When I first meet Jason in Second Life, however, the setting is a bit more placid. It’s late February, and he’s standing in an open-air disco with flashing lights and pounding techno, the nightclub he’s built with his rapidly accumulating earnings.
“I kinda turned into a realtor in here,” he tells me, proudly. “Made 7,000 [Linden Dollars, or “L$”] today, just selling land. I realized two days ago that the gray areas on the map are unclaimed land. I buy it up, and sell 512 [square meter] plots for L$1,800.” His enthusiasm pours across the screen; judging by his avatar birth date, he's only been a resident for less than three weeks. “I take it you have seen my signs in Green? They are my realty signs," he continues. "I have signs mainly all over Green, but I started branching to other sectors today. I sell property at decent prices, and I want people to know when they see one of my signs, that they are getting a good deal.”
Later on, he tells me how he was able to acquire so much land so quickly. It began with a Linden-sponsored land rush, and the “Land for the Landless” program, in which Linden Lab sells discounted real estate at one Linden Dollar per square meter.

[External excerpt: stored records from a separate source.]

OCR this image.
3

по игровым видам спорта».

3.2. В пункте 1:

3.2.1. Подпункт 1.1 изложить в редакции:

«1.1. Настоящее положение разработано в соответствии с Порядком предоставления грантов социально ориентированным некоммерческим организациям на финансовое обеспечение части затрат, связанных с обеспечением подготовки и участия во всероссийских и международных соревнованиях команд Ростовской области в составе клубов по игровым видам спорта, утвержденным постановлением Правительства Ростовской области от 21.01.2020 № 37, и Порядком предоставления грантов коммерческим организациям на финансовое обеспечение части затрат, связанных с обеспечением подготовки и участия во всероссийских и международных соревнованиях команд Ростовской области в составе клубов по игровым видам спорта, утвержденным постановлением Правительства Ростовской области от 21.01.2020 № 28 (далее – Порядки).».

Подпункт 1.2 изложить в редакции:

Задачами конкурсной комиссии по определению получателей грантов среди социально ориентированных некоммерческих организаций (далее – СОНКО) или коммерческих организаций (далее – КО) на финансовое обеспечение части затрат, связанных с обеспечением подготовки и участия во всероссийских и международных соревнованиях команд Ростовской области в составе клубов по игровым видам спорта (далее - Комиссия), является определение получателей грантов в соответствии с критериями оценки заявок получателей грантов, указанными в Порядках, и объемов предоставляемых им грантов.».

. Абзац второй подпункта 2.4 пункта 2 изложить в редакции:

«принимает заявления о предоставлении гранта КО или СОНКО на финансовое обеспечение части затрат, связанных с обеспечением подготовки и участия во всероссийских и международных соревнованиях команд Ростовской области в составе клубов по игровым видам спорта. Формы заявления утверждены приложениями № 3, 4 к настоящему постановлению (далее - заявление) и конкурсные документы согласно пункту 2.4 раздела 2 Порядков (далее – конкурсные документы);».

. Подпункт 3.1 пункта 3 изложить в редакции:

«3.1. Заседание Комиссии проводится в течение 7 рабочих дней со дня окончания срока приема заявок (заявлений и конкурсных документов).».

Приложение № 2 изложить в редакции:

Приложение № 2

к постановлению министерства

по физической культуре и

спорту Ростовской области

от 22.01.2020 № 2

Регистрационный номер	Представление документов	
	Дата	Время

“I got my first plot in Stinson on a land rush,” Jason explains, “248 square meters. Sold it that night for L$1,000. Then I was handed a 512 square meter plot in Green with Land for the Landless, for L$512. Sold it for L$1,800. Then I noticed five plots in Green went public. I bought them for L$1 per square meter, chopped them into 512 square meter plots, and sold each one for L$1,800.” So in a very short time, he’d become a mini-tycoon in the newly burgeoning enterprise of virtual land speculation.
While we talk, I notice that Foo has a picture of himself in full military dress uniform, in his resident profile. I ask him if he’s serving in the Marines.
“I just got out last week,” Foo says. “Trying to find a job [now]. I have massive amounts of computer experience, and no computer jobs [in my area]. I also work with UNIX, and networking, and all sorts of stuff.”
“Were you in Iraq?”
”Yep,” he says. “And Afghanistan. And the Philippines. Last year.”